Detectar la actividad de dimerización de dominio Ligand-obligatorio del Receptor de estrógenos alfa usando el análisis de dos híbridos mamífero
Summary
Se presenta un método para el análisis de la 4-hidroxi-tamoxifeno-dependiente de estrógeno actividad del receptor alfa-ligando dominio dimerización usando el ensayo de híbridos de dos mamífero.
Abstract
Receptor de estrógenos alfa (ERα) es un regulador de transcripción ligando-dependiente estrogénica. La secuencia de la proteína ERα es altamente conservada entre especies. Se ha pensado que la función del ser humano y el ratón ERαs es idéntico. Demostramos el efecto diferencial 4-hidroxi-tamoxifeno (4OHT) en ratón y ERα ligand-atar dominio (LBD) dimerización actividad humana usando el análisis de (M2H) híbrido de dos mamífero. El ensayo de M2H puede demostrar la eficacia de la actividad de T329N LBD en células de mamíferos, mediante la transfección de plásmidos de expresión de dos proteínas (ADN GAL4 dominio [DBD] fusión LBD y VP16 transactivation dominio [VP16AD] fusión LBD) y un Elemento GAL4-sensible (GAL4RE) fusionados con el plásmido reportero de luciferasa. Cuando la fusión de GAL4DBD LBD y la fusión de VP16AD DLB un dimer en las células, este complejo de la proteína se une a la GAL4RE y, luego, activa una expresión de gen de luciferasa a través de la actividad de transcripción dependiente de VP16AD. La activación mediada por 4OHT luciferase es mayor en las células HepG2 fueron transfectadas con el ratón ERα LBD fusión proteína expresión plásmidos que el ERα LBD fusión proteína expresión plásmido transfectada las células humanas.
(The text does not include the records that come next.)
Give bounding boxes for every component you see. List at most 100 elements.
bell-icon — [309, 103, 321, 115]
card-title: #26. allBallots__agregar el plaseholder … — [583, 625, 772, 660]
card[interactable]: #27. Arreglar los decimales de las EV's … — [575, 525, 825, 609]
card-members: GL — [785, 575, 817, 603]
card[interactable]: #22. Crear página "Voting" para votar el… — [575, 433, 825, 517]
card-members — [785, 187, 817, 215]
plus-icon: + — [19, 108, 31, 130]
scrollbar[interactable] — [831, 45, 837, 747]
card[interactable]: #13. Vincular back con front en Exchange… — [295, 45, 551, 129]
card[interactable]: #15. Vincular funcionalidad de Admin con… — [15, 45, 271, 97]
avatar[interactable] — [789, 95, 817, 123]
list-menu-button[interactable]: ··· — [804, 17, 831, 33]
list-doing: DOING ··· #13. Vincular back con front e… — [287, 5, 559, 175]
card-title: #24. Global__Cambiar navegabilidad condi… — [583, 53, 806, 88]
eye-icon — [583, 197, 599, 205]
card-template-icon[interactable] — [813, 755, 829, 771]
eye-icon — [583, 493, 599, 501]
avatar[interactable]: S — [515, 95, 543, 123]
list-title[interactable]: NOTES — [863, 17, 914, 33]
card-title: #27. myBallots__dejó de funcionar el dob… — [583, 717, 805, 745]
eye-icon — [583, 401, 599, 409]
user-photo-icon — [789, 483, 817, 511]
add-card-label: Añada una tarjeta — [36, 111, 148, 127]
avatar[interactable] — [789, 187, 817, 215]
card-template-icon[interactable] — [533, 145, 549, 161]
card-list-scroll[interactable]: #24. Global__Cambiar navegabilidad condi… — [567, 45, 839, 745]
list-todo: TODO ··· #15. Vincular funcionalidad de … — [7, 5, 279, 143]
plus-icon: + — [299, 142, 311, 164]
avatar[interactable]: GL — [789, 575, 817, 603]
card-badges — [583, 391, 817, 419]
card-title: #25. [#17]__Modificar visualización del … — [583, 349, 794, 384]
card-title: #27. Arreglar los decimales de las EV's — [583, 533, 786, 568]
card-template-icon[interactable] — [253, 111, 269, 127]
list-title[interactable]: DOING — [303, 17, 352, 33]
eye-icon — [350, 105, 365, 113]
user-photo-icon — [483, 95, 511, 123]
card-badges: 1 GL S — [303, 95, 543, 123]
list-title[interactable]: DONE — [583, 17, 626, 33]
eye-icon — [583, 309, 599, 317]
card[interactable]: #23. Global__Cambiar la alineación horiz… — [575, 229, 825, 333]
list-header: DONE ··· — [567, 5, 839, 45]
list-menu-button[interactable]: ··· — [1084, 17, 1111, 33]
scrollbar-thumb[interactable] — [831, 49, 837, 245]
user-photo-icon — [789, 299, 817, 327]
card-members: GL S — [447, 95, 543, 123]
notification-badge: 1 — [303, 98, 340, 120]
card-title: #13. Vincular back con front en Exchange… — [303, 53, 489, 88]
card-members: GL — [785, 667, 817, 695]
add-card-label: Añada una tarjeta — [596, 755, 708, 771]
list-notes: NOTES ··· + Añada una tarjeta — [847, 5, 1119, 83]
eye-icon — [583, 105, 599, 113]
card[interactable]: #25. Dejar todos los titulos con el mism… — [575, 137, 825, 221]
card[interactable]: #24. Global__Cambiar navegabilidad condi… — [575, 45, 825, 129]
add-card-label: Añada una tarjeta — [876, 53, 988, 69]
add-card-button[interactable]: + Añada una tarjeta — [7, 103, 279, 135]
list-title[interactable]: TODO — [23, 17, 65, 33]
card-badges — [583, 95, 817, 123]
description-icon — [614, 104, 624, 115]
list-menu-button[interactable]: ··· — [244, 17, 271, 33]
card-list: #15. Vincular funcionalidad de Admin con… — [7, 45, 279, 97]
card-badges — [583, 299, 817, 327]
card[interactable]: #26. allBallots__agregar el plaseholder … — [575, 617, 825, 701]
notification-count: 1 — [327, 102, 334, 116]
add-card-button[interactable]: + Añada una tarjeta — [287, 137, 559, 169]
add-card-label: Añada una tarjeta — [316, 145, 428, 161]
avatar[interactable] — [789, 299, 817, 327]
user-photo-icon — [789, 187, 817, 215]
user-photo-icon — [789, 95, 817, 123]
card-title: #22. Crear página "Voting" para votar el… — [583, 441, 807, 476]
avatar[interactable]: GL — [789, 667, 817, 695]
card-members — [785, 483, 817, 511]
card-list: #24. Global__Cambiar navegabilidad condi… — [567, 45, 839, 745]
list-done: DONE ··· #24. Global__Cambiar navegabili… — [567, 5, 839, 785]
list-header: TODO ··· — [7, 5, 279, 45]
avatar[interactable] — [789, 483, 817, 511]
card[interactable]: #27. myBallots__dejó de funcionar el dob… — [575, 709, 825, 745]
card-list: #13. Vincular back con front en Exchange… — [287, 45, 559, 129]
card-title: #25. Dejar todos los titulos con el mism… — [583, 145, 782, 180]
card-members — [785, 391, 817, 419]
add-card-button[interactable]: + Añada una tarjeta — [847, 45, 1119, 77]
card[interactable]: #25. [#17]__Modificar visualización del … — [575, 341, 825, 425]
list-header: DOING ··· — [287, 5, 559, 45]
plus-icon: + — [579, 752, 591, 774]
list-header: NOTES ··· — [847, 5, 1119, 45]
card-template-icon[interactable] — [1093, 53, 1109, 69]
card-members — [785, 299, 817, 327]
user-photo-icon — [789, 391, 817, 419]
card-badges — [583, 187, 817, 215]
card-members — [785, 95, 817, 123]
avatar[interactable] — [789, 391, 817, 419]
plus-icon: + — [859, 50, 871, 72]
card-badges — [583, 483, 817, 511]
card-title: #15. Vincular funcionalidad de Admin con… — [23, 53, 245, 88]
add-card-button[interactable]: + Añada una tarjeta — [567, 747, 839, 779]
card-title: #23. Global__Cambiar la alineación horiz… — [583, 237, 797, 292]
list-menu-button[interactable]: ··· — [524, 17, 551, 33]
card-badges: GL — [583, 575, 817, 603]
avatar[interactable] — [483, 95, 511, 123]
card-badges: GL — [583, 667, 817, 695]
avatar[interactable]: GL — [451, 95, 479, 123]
Este resultado sugiere que la eficacia del ratón 4OHT-dependiente de la actividad de T329N ERα LBD es superior a la humana ERα LBD. En general, la utilización del ensayo M2H no es ideal para la evaluación de la actividad de dimerización de receptores nucleares LBD, porque ligandos agonistas realzar el nivel basal de la actividad LBD e impide la detección de actividad de dimerización de LBD. Se encontró que 4OHT no mejorar la actividad basal de ERα LBD. Es un factor clave para poder determinar y detectar la actividad de dimerización de LBD dependiente de la 4OHT para usar con éxito el ensayo de M2H. M2H ensayos de ERα LBD pueden aplicarse para estudiar la actividad de agonista parcial de moduladores selectivos de estrógeno receptor (e.g., 4OHT) en varios tipos de células de mamífero.
Introduction
Receptor de estrógenos alfa (ERα) es un regulador de transcripción ligando-dependiente estrogénica. El aminoácido sequenceof ERα es altamente conservada entre especies. Debido a la mayor homología entre humanos y ratón ERα, la función de estos receptores es considerada como idéntico, y la actividad diferencial de sustancias estrogénicas (p. ej., tamoxifeno) en las especies es causada por las diferencias de las especies de metabolismos químicos en lugar de por las diferencias estructurales de ERα. ERα altamente ha conservado las estructuras de dominio que son comunes entre la superfamilia de receptores nucleares (NR), señalada A que dominios de F. El dominio E o dominio de unión a ligando (LBD) incluye el bolsillo del atascamiento del ligand y la función de activación transcripcional 2, llamado AF-2. El dominio de F se localiza inmediatamente adyacente al dominio E y es el dominio más variable entre lo NRs. Incluso entre humanos y ratón ERα, la homología del dominio de F es menor que el de los otros dominios1. El LBD ligando enlazado de ERα mejora T329N de la proteína ERα para enlazar el elemento específico de la DNA estrógeno-sensibles directamente para la regulación de la transcripción de genes dependientes de ligando (acción clásica de ERα). Estudios Cristalográficos han revelado el posicionamiento diferencial de la hélice 12 (dominio de base de AF-2) con estradiol (E2) o 4-hidroxi-tamoxifeno (4OHT) – límite LBD dímeros2,3. El dominio de F ERα (45 aminoácidos) Conecte hélice 12 directamente. Sin embargo, no hay información sobre el efecto de esta extensión de 45 aminoácidos (dominio de F) de la hélice 12 en la dimerización de ERα LBD. En este estudio, se demuestra la contribución del dominio de F para lo específicos dependientes de la 4OHT LBD ERα T329N usando un mamífero dos hybrid (M2H) análisis.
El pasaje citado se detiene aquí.